In many stores or shopping malls in America, you will find a sign “Service dogs are welcome” at the door. The guide dog is the most common type of service dog we know. But service dogs are not just for the blind. There are other types of service dogs for different people that are in demand. Dogs of all breeds and ages can be trained to become a service dog. After training, the dogs should be dressed in a ‘service dog’ vest to help others recognize that they are working dogs. Unlike normal dogs, service dogs that have undergone special training are responsible for following their owners almost anywhere and never run around and bark without the commands of the owners. The Americans with Disabilities Act (ADA) states that service dogs may enter public areas, government agencies, businesses, schools and hospitals, to accompany people with disabilities.
ADA Laws: (Original text)
• Service dogs are defined as the dogs individually trained to do work and finish tasks for disabilities.
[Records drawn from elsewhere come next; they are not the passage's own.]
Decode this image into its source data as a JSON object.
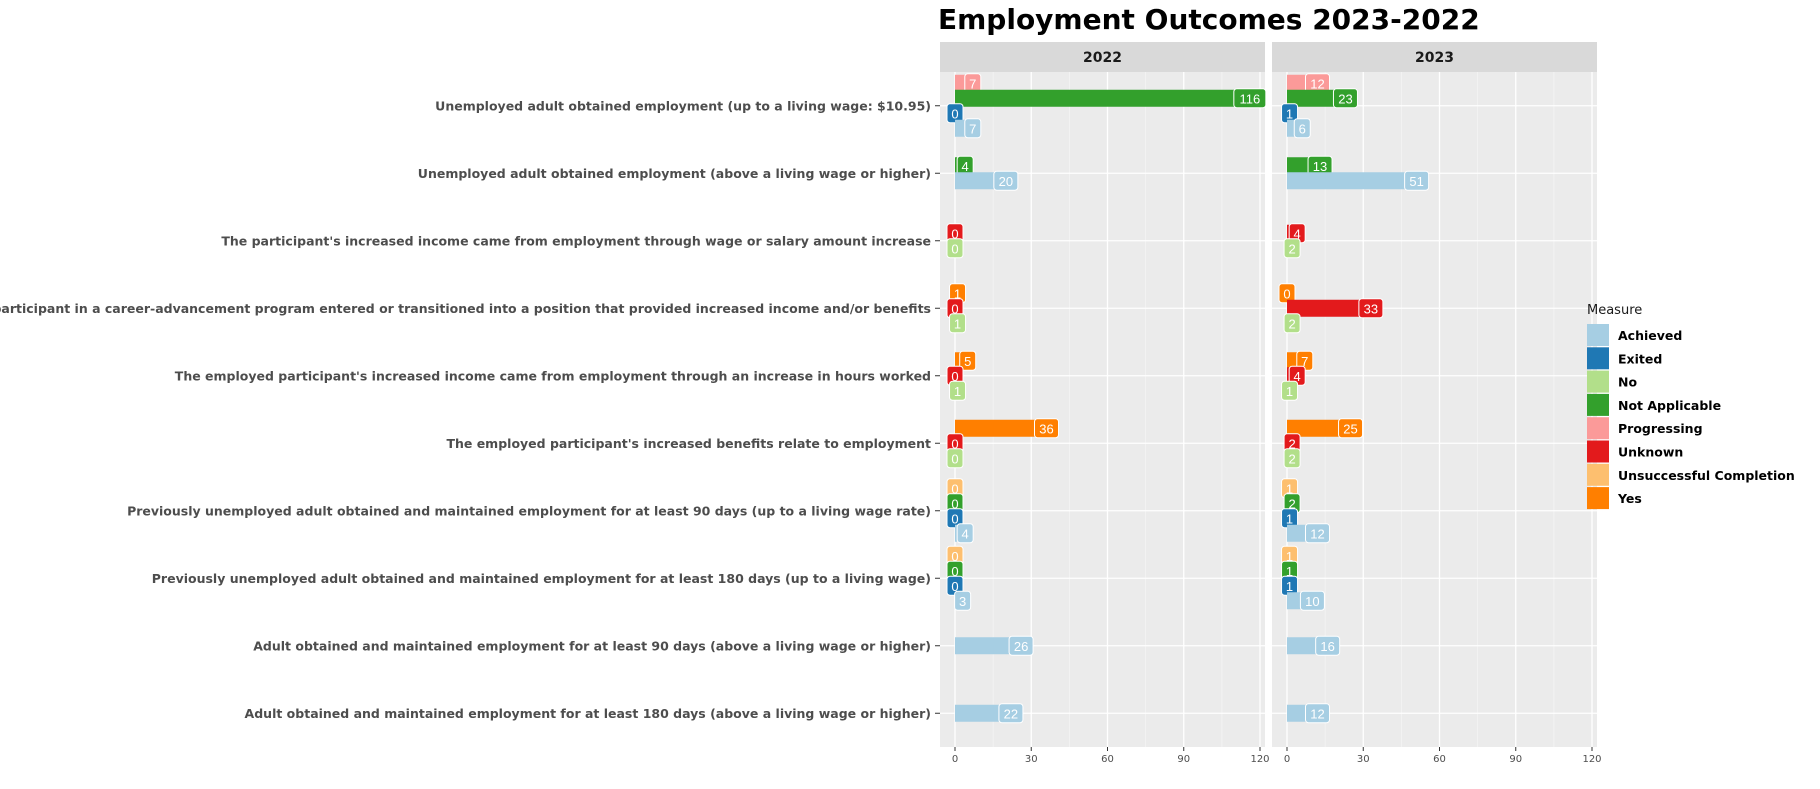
{
  "chart_data": {
    "type": "bar",
    "title": "Employment Outcomes 2023-2022",
    "panels": [
      "2022",
      "2023"
    ],
    "xlim": [
      0,
      120
    ],
    "x_ticks": [
      0,
      30,
      60,
      90,
      120
    ],
    "legend": {
      "title": "Measure",
      "placement": "right",
      "items": [
        {
          "name": "Achieved",
          "color": "#a6cee3"
        },
        {
          "name": "Exited",
          "color": "#1f78b4"
        },
        {
          "name": "No",
          "color": "#b2df8a"
        },
        {
          "name": "Not Applicable",
          "color": "#33a02c"
        },
        {
          "name": "Progressing",
          "color": "#fb9a99"
        },
        {
          "name": "Unknown",
          "color": "#e31a1c"
        },
        {
          "name": "Unsuccessful Completion",
          "color": "#fdbf6f"
        },
        {
          "name": "Yes",
          "color": "#ff7f00"
        }
      ]
    },
    "categories": [
      {
        "label": "Unemployed adult obtained employment (up to a living wage: $10.95)",
        "bars": [
          {
            "measure": "Progressing",
            "v2022": 7,
            "v2023": 12
          },
          {
            "measure": "Not Applicable",
            "v2022": 116,
            "v2023": 23
          },
          {
            "measure": "Exited",
            "v2022": 0,
            "v2023": 1
          },
          {
            "measure": "Achieved",
            "v2022": 7,
            "v2023": 6
          }
        ]
      },
      {
        "label": "Unemployed adult obtained employment (above a living wage or higher)",
        "bars": [
          {
            "measure": "Not Applicable",
            "v2022": 4,
            "v2023": 13
          },
          {
            "measure": "Achieved",
            "v2022": 20,
            "v2023": 51
          }
        ]
      },
      {
        "label": "The participant's increased income came from employment through wage or salary amount increase",
        "bars": [
          {
            "measure": "Unknown",
            "v2022": 0,
            "v2023": 4
          },
          {
            "measure": "No",
            "v2022": 0,
            "v2023": 2
          }
        ]
      },
      {
        "label": "The employed participant in a career-advancement program entered or transitioned into a position that provided increased income and/or benefits",
        "bars": [
          {
            "measure": "Yes",
            "v2022": 1,
            "v2023": 0
          },
          {
            "measure": "Unknown",
            "v2022": 0,
            "v2023": 33
          },
          {
            "measure": "No",
            "v2022": 1,
            "v2023": 2
          }
        ]
      },
      {
        "label": "The employed participant's increased income came from employment through an increase in hours worked",
        "bars": [
          {
            "measure": "Yes",
            "v2022": 5,
            "v2023": 7
          },
          {
            "measure": "Unknown",
            "v2022": 0,
            "v2023": 4
          },
          {
            "measure": "No",
            "v2022": 1,
            "v2023": 1
          }
        ]
      },
      {
        "label": "The employed participant's increased benefits relate to employment",
        "bars": [
          {
            "measure": "Yes",
            "v2022": 36,
            "v2023": 25
          },
          {
            "measure": "Unknown",
            "v2022": 0,
            "v2023": 2
          },
          {
            "measure": "No",
            "v2022": 0,
            "v2023": 2
          }
        ]
      },
      {
        "label": "Previously unemployed adult obtained and maintained employment for at least 90 days (up to a living wage rate)",
        "bars": [
          {
            "measure": "Unsuccessful Completion",
            "v2022": 0,
            "v2023": 1
          },
          {
            "measure": "Not Applicable",
            "v2022": 0,
            "v2023": 2
          },
          {
            "measure": "Exited",
            "v2022": 0,
            "v2023": 1
          },
          {
            "measure": "Achieved",
            "v2022": 4,
            "v2023": 12
          }
        ]
      },
      {
        "label": "Previously unemployed adult obtained and maintained employment for at least 180 days (up to a living wage)",
        "bars": [
          {
            "measure": "Unsuccessful Completion",
            "v2022": 0,
            "v2023": 1
          },
          {
            "measure": "Not Applicable",
            "v2022": 0,
            "v2023": 1
          },
          {
            "measure": "Exited",
            "v2022": 0,
            "v2023": 1
          },
          {
            "measure": "Achieved",
            "v2022": 3,
            "v2023": 10
          }
        ]
      },
      {
        "label": "Adult obtained and maintained employment for at least 90 days (above a living wage or higher)",
        "bars": [
          {
            "measure": "Achieved",
            "v2022": 26,
            "v2023": 16
          }
        ]
      },
      {
        "label": "Adult obtained and maintained employment for at least 180 days (above a living wage or higher)",
        "bars": [
          {
            "measure": "Achieved",
            "v2022": 22,
            "v2023": 12
          }
        ]
      }
    ]
  }
}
• The dog should be trained to perform tasks or do work, directly related to the person’s disabilities. Also, varying from other animals, service dogs are unnecessary to qualify as service animals that provide emotional support under the ADA.
• According to the ADA, service animals are allowed to accompany people with disabilities, entering into all areas of facilities where the public are normally allowed, such as governments, businesses, and service organizations.
If you enter these places (mentioned above) with your dog without a ‘service dog’ vest, the staff of the facility may ask you two questions:
• Does the dog service to a disability?
• What special work has the dog been trained to perform?
With the exception of the two questions, the facility’s employees are prohibited from asking customers other questions, such as regarding their disability or request for identification.
A ‘service dog’ vest is a signal of a registered service dog. However, if the staff of the facility does not want to allow the dog access, you can show the support dog certification.
In certain situations, service dogs are not allowed:
• Disinfected environments such as an operating room.
• Religious sites such as churches and mosques; cultural institutions such as museums.
• Swimming pools (out of consideration for public health, service dogs can stay at the edge of the pool but are not allowed to swim with the owners.)
• Zoos and similar places where animals may agitate your dog and vice versa.
• If some environments stimulate service dogs and cause them to lose control, owners should take them away as soon as possible.
Types of service dogs
Service dogs are responsible for helping people with disabilities, besides blindness. The following gives an indication of what disabilities they can serve.
• For the blind
Guide dogs for the blind are the most common working dogs. They can guide blind people walking and climbing stairs.
( A guide dog is walking with its owner)
• For the deaf
Hearing dogs can replace the ears of the deaf. They are trained to distinguish different sounds (such as doorbells, ringing telephones, and sirens) and to alert their owners.
• For the disabled
Service dogs for the disabled (persons with reduced mobility) help the owners pick up items, open the door or call for help.
• For diabetics
Service dogs for diabetics can detect tiny changes in the owner’s blood sugar levels and immediately send out warning signals reminding him to raise the blood sugar. This service dog is often in a special pocket on the owner's chest to smell the blood sugar changes.
• For epileptics
These service dogs can detect a seizure coming from the epileptic’s aura and prevent it by immediately alerting the owner to seek help.
• For emotional and behavioural disorders
Service dogs help people with severe emotional or mental illnesses that cause them to lose their vitality. In addition to supporting the owner in daily life, such service dogs can remind the owner to take medication and comfort the emotions of the owner. They differ however from the therapy dog and emotion dog.